Republicans on the US Senate Agriculture Committee moved forward Wednesday with a draft crypto market structure bill, despite failing to reach agreement with Democratic members. Committee chair John Boozman said talks broke down over what he described as core policy disputes.
The bill is scheduled for a committee markup on Tuesday, Jan. 27. Democrats on the panel have not endorsed the text.
Boozman said the draft followed months of talks and feedback from industry groups, but acknowledged the lack of bipartisan backing. He said the committee would proceed regardless.
The legislation aims to define how crypto markets fall under US financial rules. It focuses on splitting oversight between the SEC and the CFTC.
Under the draft, digital commodities would fall mainly under CFTC supervision, while securities tied to crypto would remain under the SEC. The bill is designed to set clearer rules for trading platforms, brokers, and custodians operating in US markets.
Republicans say unclear rules have pushed firms offshore and limited growth at home. Democrats have raised concerns about investor protection and enforcement gaps, according to people familiar with the talks.
Crypto lawyer James Murphy, known as MetaLawMan, said the draft includes key protections for decentralized finance activity. He said the bill creates a route for DeFi projects to avoid direct CFTC control if they do not take custody or control trades.

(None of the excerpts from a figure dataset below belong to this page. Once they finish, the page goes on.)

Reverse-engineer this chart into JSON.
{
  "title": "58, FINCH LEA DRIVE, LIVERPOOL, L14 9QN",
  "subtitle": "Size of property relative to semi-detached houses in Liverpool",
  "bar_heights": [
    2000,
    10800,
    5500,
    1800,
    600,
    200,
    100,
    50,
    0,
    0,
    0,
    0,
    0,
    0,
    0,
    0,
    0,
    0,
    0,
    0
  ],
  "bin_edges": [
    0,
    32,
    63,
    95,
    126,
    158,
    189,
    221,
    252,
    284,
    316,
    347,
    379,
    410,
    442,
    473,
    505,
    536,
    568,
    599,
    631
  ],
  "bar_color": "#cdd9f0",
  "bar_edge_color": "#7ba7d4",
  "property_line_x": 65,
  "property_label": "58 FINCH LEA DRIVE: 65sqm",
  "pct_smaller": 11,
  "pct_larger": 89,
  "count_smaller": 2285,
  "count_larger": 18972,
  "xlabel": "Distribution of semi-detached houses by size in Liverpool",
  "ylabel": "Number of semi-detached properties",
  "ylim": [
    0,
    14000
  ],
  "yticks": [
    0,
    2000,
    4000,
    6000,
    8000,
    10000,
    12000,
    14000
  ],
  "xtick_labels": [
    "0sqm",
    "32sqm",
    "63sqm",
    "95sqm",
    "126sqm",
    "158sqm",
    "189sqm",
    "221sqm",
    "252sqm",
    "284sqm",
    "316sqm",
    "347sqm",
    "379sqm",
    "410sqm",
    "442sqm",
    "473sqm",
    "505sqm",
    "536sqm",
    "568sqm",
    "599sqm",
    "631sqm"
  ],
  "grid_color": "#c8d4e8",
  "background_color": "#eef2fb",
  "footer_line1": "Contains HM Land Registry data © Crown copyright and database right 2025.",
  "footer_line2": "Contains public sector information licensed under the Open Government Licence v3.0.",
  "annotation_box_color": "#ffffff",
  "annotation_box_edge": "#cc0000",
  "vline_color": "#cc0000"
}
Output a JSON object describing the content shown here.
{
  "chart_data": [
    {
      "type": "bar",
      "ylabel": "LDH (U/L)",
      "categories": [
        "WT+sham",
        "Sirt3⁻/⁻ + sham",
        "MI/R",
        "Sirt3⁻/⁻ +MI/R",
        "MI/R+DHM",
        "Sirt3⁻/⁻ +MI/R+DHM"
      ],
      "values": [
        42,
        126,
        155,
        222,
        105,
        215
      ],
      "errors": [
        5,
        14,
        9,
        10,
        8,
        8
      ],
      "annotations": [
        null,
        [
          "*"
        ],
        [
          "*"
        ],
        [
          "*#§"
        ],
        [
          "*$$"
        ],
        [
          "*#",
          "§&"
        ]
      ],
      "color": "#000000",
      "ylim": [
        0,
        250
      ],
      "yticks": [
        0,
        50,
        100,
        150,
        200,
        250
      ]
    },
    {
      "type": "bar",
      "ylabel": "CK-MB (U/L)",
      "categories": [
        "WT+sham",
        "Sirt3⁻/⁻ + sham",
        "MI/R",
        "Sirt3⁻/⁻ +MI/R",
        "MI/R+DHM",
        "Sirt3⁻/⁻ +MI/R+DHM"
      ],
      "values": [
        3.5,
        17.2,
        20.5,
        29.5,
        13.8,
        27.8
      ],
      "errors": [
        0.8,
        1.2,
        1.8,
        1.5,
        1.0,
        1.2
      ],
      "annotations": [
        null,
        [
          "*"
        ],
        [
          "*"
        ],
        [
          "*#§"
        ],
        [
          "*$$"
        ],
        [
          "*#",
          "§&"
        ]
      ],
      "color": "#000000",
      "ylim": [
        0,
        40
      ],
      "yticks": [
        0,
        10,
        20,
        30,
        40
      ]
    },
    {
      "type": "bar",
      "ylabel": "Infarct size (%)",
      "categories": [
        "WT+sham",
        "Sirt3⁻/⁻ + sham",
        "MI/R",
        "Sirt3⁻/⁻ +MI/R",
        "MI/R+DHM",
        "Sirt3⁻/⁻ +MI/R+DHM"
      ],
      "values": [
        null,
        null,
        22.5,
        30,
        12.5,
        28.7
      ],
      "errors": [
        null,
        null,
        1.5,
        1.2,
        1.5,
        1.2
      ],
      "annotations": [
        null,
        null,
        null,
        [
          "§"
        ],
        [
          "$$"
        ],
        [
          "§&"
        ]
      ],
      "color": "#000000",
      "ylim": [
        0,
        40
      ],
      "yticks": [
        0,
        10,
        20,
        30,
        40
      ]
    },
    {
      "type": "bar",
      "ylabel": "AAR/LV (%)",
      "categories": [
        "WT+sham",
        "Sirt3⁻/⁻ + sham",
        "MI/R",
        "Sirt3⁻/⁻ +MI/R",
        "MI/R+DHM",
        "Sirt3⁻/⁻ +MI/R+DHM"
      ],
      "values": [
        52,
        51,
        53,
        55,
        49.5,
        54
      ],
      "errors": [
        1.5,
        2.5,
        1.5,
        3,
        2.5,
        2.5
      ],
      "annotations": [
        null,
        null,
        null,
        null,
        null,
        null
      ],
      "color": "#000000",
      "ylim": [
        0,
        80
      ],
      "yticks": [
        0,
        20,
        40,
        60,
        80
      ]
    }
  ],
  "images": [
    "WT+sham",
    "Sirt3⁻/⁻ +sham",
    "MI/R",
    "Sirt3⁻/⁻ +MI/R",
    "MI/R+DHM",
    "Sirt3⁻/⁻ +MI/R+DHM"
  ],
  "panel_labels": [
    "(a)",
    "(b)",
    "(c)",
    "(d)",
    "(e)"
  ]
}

The text shields DeFi software developers and some service providers from liability under CFTC rules. Murphy said this protection is aimed at code writers and builders rather than companies running trading desks.
Stablecoin yield products are not covered. Murphy said those issues fall under the Senate Banking Committee, not the Agriculture panel.
Bill Hughes, a lawyer at Consensys, said the bill draws a clear line between intermediaries and users.
He said self custody wallets are not regulated under the draft. Non custodial DeFi interfaces are also excluded. Any platform that holds user funds or controls trade execution would face oversight.
Hughes said the bill targets firms acting as middlemen, not protocols or individuals using crypto tools.
The draft was released as reports surfaced of delays to the Senate Banking Committee’s own crypto bill, which may not appear until February or March.